Tutorial on how to use prefix_quant cache in genie-t2t-run¶
Note
To use prefix_quant cache in genie-t2t-run, we need to do the following two steps: 1. set “bos-token” as -1 in genie config; 2.remove the prefix tokens from the prompt(the prefix cache will provide these tokens automatically).

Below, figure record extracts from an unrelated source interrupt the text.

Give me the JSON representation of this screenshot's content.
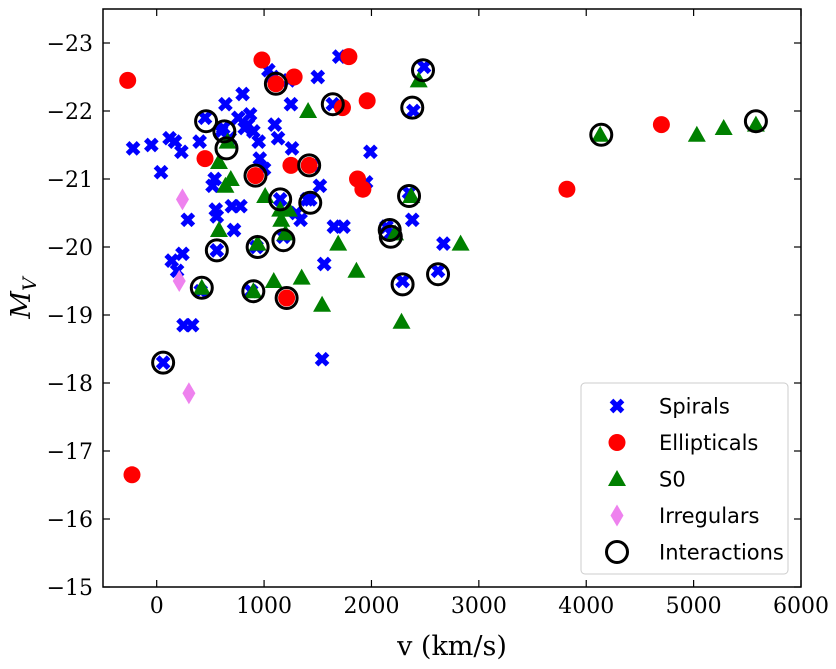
{
  "chart_data": {
    "type": "scatter",
    "title": "",
    "xlabel": "v (km/s)",
    "ylabel": "M_V",
    "xlim": [
      -500,
      6000
    ],
    "ylim": [
      -15,
      -23.5
    ],
    "y_inverted": true,
    "xticks": [
      0,
      1000,
      2000,
      3000,
      4000,
      5000,
      6000
    ],
    "yticks": [
      -23,
      -22,
      -21,
      -20,
      -19,
      -18,
      -17,
      -16,
      -15
    ],
    "legend_position": "bottom-right",
    "series": [
      {
        "name": "Spirals",
        "marker": "x",
        "color": "#0000ff",
        "points": [
          [
            -220,
            -21.45
          ],
          [
            -50,
            -21.5
          ],
          [
            40,
            -21.1
          ],
          [
            120,
            -21.6
          ],
          [
            170,
            -21.55
          ],
          [
            230,
            -21.4
          ],
          [
            290,
            -20.4
          ],
          [
            140,
            -19.8
          ],
          [
            190,
            -19.65
          ],
          [
            240,
            -19.9
          ],
          [
            250,
            -18.85
          ],
          [
            330,
            -18.85
          ],
          [
            60,
            -18.3
          ],
          [
            400,
            -21.55
          ],
          [
            450,
            -21.9
          ],
          [
            520,
            -20.9
          ],
          [
            540,
            -21.0
          ],
          [
            550,
            -20.55
          ],
          [
            560,
            -20.45
          ],
          [
            600,
            -21.7
          ],
          [
            620,
            -21.75
          ],
          [
            640,
            -22.1
          ],
          [
            680,
            -21.6
          ],
          [
            700,
            -20.6
          ],
          [
            720,
            -20.25
          ],
          [
            760,
            -21.9
          ],
          [
            780,
            -20.6
          ],
          [
            800,
            -22.25
          ],
          [
            820,
            -21.75
          ],
          [
            850,
            -21.8
          ],
          [
            870,
            -21.95
          ],
          [
            900,
            -21.7
          ],
          [
            950,
            -21.55
          ],
          [
            960,
            -21.3
          ],
          [
            1000,
            -21.15
          ],
          [
            1040,
            -22.6
          ],
          [
            1080,
            -22.5
          ],
          [
            1100,
            -21.8
          ],
          [
            1130,
            -21.6
          ],
          [
            1150,
            -20.7
          ],
          [
            1230,
            -22.45
          ],
          [
            1250,
            -22.1
          ],
          [
            1260,
            -21.45
          ],
          [
            1300,
            -20.5
          ],
          [
            1340,
            -20.4
          ],
          [
            1400,
            -20.7
          ],
          [
            1450,
            -21.2
          ],
          [
            1500,
            -22.5
          ],
          [
            1520,
            -20.9
          ],
          [
            1560,
            -19.75
          ],
          [
            1540,
            -18.35
          ],
          [
            1650,
            -20.3
          ],
          [
            1700,
            -22.8
          ],
          [
            1740,
            -20.3
          ],
          [
            1950,
            -20.95
          ],
          [
            1990,
            -21.4
          ],
          [
            2140,
            -20.3
          ],
          [
            2180,
            -20.2
          ],
          [
            2290,
            -19.5
          ],
          [
            2380,
            -20.4
          ],
          [
            2390,
            -22.0
          ],
          [
            2670,
            -20.05
          ],
          [
            2490,
            -22.65
          ],
          [
            2620,
            -19.65
          ],
          [
            410,
            -19.35
          ],
          [
            1180,
            -20.15
          ],
          [
            930,
            -20.0
          ],
          [
            560,
            -19.95
          ],
          [
            880,
            -19.35
          ],
          [
            1640,
            -22.1
          ],
          [
            2350,
            -20.8
          ],
          [
            1430,
            -20.7
          ]
        ]
      },
      {
        "name": "Ellipticals",
        "marker": "o",
        "color": "#ff0000",
        "points": [
          [
            -270,
            -22.45
          ],
          [
            -230,
            -16.65
          ],
          [
            450,
            -21.3
          ],
          [
            920,
            -21.05
          ],
          [
            980,
            -22.75
          ],
          [
            1110,
            -22.4
          ],
          [
            1280,
            -22.5
          ],
          [
            1250,
            -21.2
          ],
          [
            1420,
            -21.2
          ],
          [
            1210,
            -19.25
          ],
          [
            1730,
            -22.05
          ],
          [
            1790,
            -22.8
          ],
          [
            1870,
            -21.0
          ],
          [
            1920,
            -20.85
          ],
          [
            1960,
            -22.15
          ],
          [
            3820,
            -20.85
          ],
          [
            4700,
            -21.8
          ]
        ]
      },
      {
        "name": "S0",
        "marker": "^",
        "color": "#008000",
        "points": [
          [
            420,
            -19.4
          ],
          [
            580,
            -21.25
          ],
          [
            580,
            -20.25
          ],
          [
            640,
            -20.9
          ],
          [
            660,
            -21.55
          ],
          [
            690,
            -21.0
          ],
          [
            900,
            -19.35
          ],
          [
            940,
            -20.05
          ],
          [
            1010,
            -20.75
          ],
          [
            1090,
            -19.5
          ],
          [
            1150,
            -20.55
          ],
          [
            1160,
            -20.4
          ],
          [
            1200,
            -20.2
          ],
          [
            1230,
            -20.55
          ],
          [
            1350,
            -19.55
          ],
          [
            1410,
            -22.0
          ],
          [
            1540,
            -19.15
          ],
          [
            1690,
            -20.05
          ],
          [
            1860,
            -19.65
          ],
          [
            2220,
            -20.2
          ],
          [
            2280,
            -18.9
          ],
          [
            2370,
            -20.75
          ],
          [
            2440,
            -22.45
          ],
          [
            2830,
            -20.05
          ],
          [
            4130,
            -21.65
          ],
          [
            5030,
            -21.65
          ],
          [
            5280,
            -21.75
          ],
          [
            5580,
            -21.8
          ]
        ]
      },
      {
        "name": "Irregulars",
        "marker": "d",
        "color": "#ee82ee",
        "points": [
          [
            240,
            -20.7
          ],
          [
            210,
            -19.5
          ],
          [
            300,
            -17.85
          ]
        ]
      },
      {
        "name": "Interactions",
        "marker": "o-open",
        "color": "#000000",
        "points": [
          [
            60,
            -18.3
          ],
          [
            420,
            -19.4
          ],
          [
            460,
            -21.85
          ],
          [
            560,
            -19.95
          ],
          [
            630,
            -21.7
          ],
          [
            650,
            -21.45
          ],
          [
            920,
            -21.05
          ],
          [
            900,
            -19.35
          ],
          [
            940,
            -20.0
          ],
          [
            1110,
            -22.4
          ],
          [
            1150,
            -20.7
          ],
          [
            1180,
            -20.1
          ],
          [
            1210,
            -19.25
          ],
          [
            1420,
            -21.2
          ],
          [
            1430,
            -20.65
          ],
          [
            1640,
            -22.1
          ],
          [
            2170,
            -20.25
          ],
          [
            2180,
            -20.15
          ],
          [
            2290,
            -19.45
          ],
          [
            2350,
            -20.75
          ],
          [
            2380,
            -22.05
          ],
          [
            2480,
            -22.6
          ],
          [
            2620,
            -19.6
          ],
          [
            4140,
            -21.65
          ],
          [
            5580,
            -21.85
          ]
        ]
      }
    ]
  }
}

In genie-t2t-run, the –restore (or -r) option can be used to load the Prefix Quant cache prior to handling a query when running in basic dialog mode.
For example:
./genie-t2t-run -c llama3-3b-htp.json
-p "Tell me about Qualcomm."
-r /data/local/tmp/llama3-3b/prefix_cache
Tutorial on how to use prefix_quant cache in genie-app¶
Note
To use prefix_quant cache in genie-app, we need to do the following two steps: 1. set “bos-token” as -1 in genie config; 2.remove the prefix tokens from the prompt(the prefix cache will provide these tokens automatically).

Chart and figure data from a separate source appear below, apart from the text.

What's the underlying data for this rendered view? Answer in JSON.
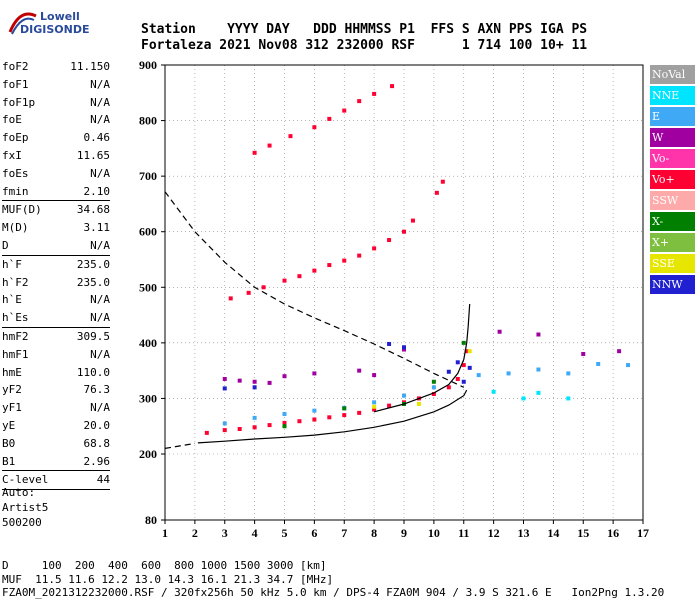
{
  "logo": {
    "line1": "Lowell",
    "line2": "DIGISONDE"
  },
  "header": {
    "labels": [
      "Station",
      "YYYY",
      "DAY",
      "DDD",
      "HHMMSS",
      "P1",
      "FFS",
      "S",
      "AXN",
      "PPS",
      "IGA",
      "PS"
    ],
    "values": [
      "Fortaleza",
      "2021",
      "Nov08",
      "312",
      "232000",
      "RSF",
      "",
      "1",
      "714",
      "100",
      "10+",
      "11"
    ],
    "row1": "Station    YYYY DAY   DDD HHMMSS P1  FFS S AXN PPS IGA PS",
    "row2": "Fortaleza 2021 Nov08 312 232000 RSF      1 714 100 10+ 11"
  },
  "params": [
    {
      "label": "foF2",
      "value": "11.150"
    },
    {
      "label": "foF1",
      "value": "N/A"
    },
    {
      "label": "foF1p",
      "value": "N/A"
    },
    {
      "label": "foE",
      "value": "N/A"
    },
    {
      "label": "foEp",
      "value": "0.46"
    },
    {
      "label": "fxI",
      "value": "11.65"
    },
    {
      "label": "foEs",
      "value": "N/A"
    },
    {
      "label": "fmin",
      "value": "2.10"
    },
    {
      "sep": true
    },
    {
      "label": "MUF(D)",
      "value": "34.68"
    },
    {
      "label": "M(D)",
      "value": "3.11"
    },
    {
      "label": "D",
      "value": "N/A"
    },
    {
      "sep": true
    },
    {
      "label": "h`F",
      "value": "235.0"
    },
    {
      "label": "h`F2",
      "value": "235.0"
    },
    {
      "label": "h`E",
      "value": "N/A"
    },
    {
      "label": "h`Es",
      "value": "N/A"
    },
    {
      "sep": true
    },
    {
      "label": "hmF2",
      "value": "309.5"
    },
    {
      "label": "hmF1",
      "value": "N/A"
    },
    {
      "label": "hmE",
      "value": "110.0"
    },
    {
      "label": "yF2",
      "value": "76.3"
    },
    {
      "label": "yF1",
      "value": "N/A"
    },
    {
      "label": "yE",
      "value": "20.0"
    },
    {
      "label": "B0",
      "value": "68.8"
    },
    {
      "label": "B1",
      "value": "2.96"
    },
    {
      "sep": true
    },
    {
      "label": "C-level",
      "value": "44"
    },
    {
      "sep": true
    }
  ],
  "auto": {
    "line1": "Auto:",
    "line2": "Artist5",
    "line3": "500200"
  },
  "legend": [
    {
      "label": "NoVal",
      "color": "#a0a0a0"
    },
    {
      "label": "NNE",
      "color": "#00e5ff"
    },
    {
      "label": "E",
      "color": "#3fa9f5"
    },
    {
      "label": "W",
      "color": "#a000a0"
    },
    {
      "label": "Vo-",
      "color": "#ff33aa"
    },
    {
      "label": "Vo+",
      "color": "#ff0033"
    },
    {
      "label": "SSW",
      "color": "#ffaaaa"
    },
    {
      "label": "X-",
      "color": "#007f00"
    },
    {
      "label": "X+",
      "color": "#7fbf3f"
    },
    {
      "label": "SSE",
      "color": "#e6e600"
    },
    {
      "label": "NNW",
      "color": "#2020d0"
    }
  ],
  "footer": {
    "line1": "D     100  200  400  600  800 1000 1500 3000 [km]",
    "line2": "MUF  11.5 11.6 12.2 13.0 14.3 16.1 21.3 34.7 [MHz]",
    "line3": "FZA0M_2021312232000.RSF / 320fx256h 50 kHz 5.0 km / DPS-4 FZA0M 904 / 3.9 S 321.6 E   Ion2Png 1.3.20"
  },
  "chart_data": {
    "type": "scatter",
    "xlim": [
      1,
      17
    ],
    "ylim": [
      80,
      900
    ],
    "x_ticks": [
      "1",
      "2",
      "3",
      "4",
      "5",
      "6",
      "7",
      "8",
      "9",
      "10",
      "11",
      "12",
      "13",
      "14",
      "15",
      "16",
      "17"
    ],
    "y_ticks": [
      "80",
      "200",
      "300",
      "400",
      "500",
      "600",
      "700",
      "800",
      "900"
    ],
    "grid": "dotted",
    "series": [
      {
        "name": "Vo+",
        "color": "#ff0033",
        "points": [
          [
            2.4,
            238
          ],
          [
            3.0,
            243
          ],
          [
            3.5,
            245
          ],
          [
            4.0,
            248
          ],
          [
            4.5,
            252
          ],
          [
            5.0,
            256
          ],
          [
            5.5,
            259
          ],
          [
            6.0,
            262
          ],
          [
            6.5,
            266
          ],
          [
            7.0,
            270
          ],
          [
            7.5,
            274
          ],
          [
            8.0,
            280
          ],
          [
            8.5,
            287
          ],
          [
            9.0,
            293
          ],
          [
            9.5,
            300
          ],
          [
            10.0,
            308
          ],
          [
            10.5,
            320
          ],
          [
            10.8,
            335
          ],
          [
            11.0,
            360
          ],
          [
            11.1,
            385
          ]
        ]
      },
      {
        "name": "Vo+",
        "color": "#ff0033",
        "points": [
          [
            3.2,
            480
          ],
          [
            3.8,
            490
          ],
          [
            4.3,
            500
          ],
          [
            5.0,
            512
          ],
          [
            5.5,
            520
          ],
          [
            6.0,
            530
          ],
          [
            6.5,
            540
          ],
          [
            7.0,
            548
          ],
          [
            7.5,
            557
          ],
          [
            8.0,
            570
          ],
          [
            8.5,
            585
          ],
          [
            9.0,
            600
          ],
          [
            9.3,
            620
          ],
          [
            10.1,
            670
          ],
          [
            10.3,
            690
          ]
        ]
      },
      {
        "name": "Vo+",
        "color": "#ff0033",
        "points": [
          [
            4.0,
            742
          ],
          [
            4.5,
            755
          ],
          [
            5.2,
            772
          ],
          [
            6.0,
            788
          ],
          [
            6.5,
            803
          ],
          [
            7.0,
            818
          ],
          [
            7.5,
            835
          ],
          [
            8.0,
            848
          ],
          [
            8.6,
            862
          ]
        ]
      },
      {
        "name": "E",
        "color": "#3fa9f5",
        "points": [
          [
            3.0,
            255
          ],
          [
            4.0,
            265
          ],
          [
            5.0,
            272
          ],
          [
            6.0,
            278
          ],
          [
            7.0,
            283
          ],
          [
            8.0,
            293
          ],
          [
            9.0,
            305
          ],
          [
            10.0,
            320
          ],
          [
            11.5,
            342
          ],
          [
            12.5,
            345
          ],
          [
            13.5,
            352
          ],
          [
            14.5,
            345
          ],
          [
            15.5,
            362
          ],
          [
            16.5,
            360
          ]
        ]
      },
      {
        "name": "W",
        "color": "#a000a0",
        "points": [
          [
            3.0,
            335
          ],
          [
            3.5,
            332
          ],
          [
            4.0,
            330
          ],
          [
            4.5,
            328
          ],
          [
            5.0,
            340
          ],
          [
            6.0,
            345
          ],
          [
            7.5,
            350
          ],
          [
            8.0,
            342
          ],
          [
            9.0,
            388
          ],
          [
            12.2,
            420
          ],
          [
            13.5,
            415
          ],
          [
            15.0,
            380
          ],
          [
            16.2,
            385
          ]
        ]
      },
      {
        "name": "NNW",
        "color": "#2020d0",
        "points": [
          [
            3.0,
            318
          ],
          [
            4.0,
            320
          ],
          [
            8.5,
            398
          ],
          [
            9.0,
            392
          ],
          [
            10.5,
            348
          ],
          [
            10.8,
            365
          ],
          [
            11.0,
            330
          ],
          [
            11.2,
            355
          ]
        ]
      },
      {
        "name": "NNE",
        "color": "#00e5ff",
        "points": [
          [
            12.0,
            312
          ],
          [
            13.0,
            300
          ],
          [
            13.5,
            310
          ],
          [
            14.5,
            300
          ]
        ]
      },
      {
        "name": "X-",
        "color": "#007f00",
        "points": [
          [
            5.0,
            250
          ],
          [
            7.0,
            282
          ],
          [
            9.0,
            290
          ],
          [
            10.0,
            330
          ],
          [
            11.0,
            400
          ]
        ]
      },
      {
        "name": "SSE",
        "color": "#e6e600",
        "points": [
          [
            8.0,
            285
          ],
          [
            9.5,
            290
          ],
          [
            11.2,
            385
          ]
        ]
      }
    ],
    "lines": [
      {
        "style": "solid",
        "points": [
          [
            2.1,
            220
          ],
          [
            3,
            223
          ],
          [
            4,
            227
          ],
          [
            5,
            230
          ],
          [
            6,
            234
          ],
          [
            7,
            240
          ],
          [
            8,
            248
          ],
          [
            9,
            259
          ],
          [
            10,
            276
          ],
          [
            10.5,
            288
          ],
          [
            11,
            305
          ],
          [
            11.1,
            315
          ]
        ]
      },
      {
        "style": "solid",
        "points": [
          [
            8,
            276
          ],
          [
            9,
            290
          ],
          [
            10,
            310
          ],
          [
            10.5,
            325
          ],
          [
            10.8,
            345
          ],
          [
            11.0,
            370
          ],
          [
            11.1,
            400
          ],
          [
            11.15,
            430
          ],
          [
            11.2,
            470
          ]
        ]
      },
      {
        "style": "dashed",
        "points": [
          [
            1.0,
            672
          ],
          [
            2,
            600
          ],
          [
            3,
            545
          ],
          [
            4,
            500
          ],
          [
            5,
            470
          ],
          [
            6,
            445
          ],
          [
            7,
            422
          ],
          [
            8,
            398
          ],
          [
            9,
            372
          ],
          [
            10,
            345
          ],
          [
            11,
            320
          ]
        ]
      },
      {
        "style": "dashed",
        "points": [
          [
            1.0,
            210
          ],
          [
            2,
            219
          ]
        ]
      }
    ]
  }
}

In genie-app, the “dialog restore DIALOG_NAME PATH” can be used in genie-app script to load the Prefix Quant cache prior to handling a query when running in basic dialog mode.
profile create profile1
log create log1 verbose log.txt
dialog config create config1 llama3-3b-htp.json
dialog config bind profile config1 profile1
dialog config bind log config1 log1
dialog create dialog1 config1
dialog restore dialog1 /data/local/tmp/llama3-3b/prefix_cache
dialog query dialog1 "Tell me about qualcomm."
profile save profile1 profile1.json
dialog config free config1
dialog free dialog1
profile free profile1
log free log1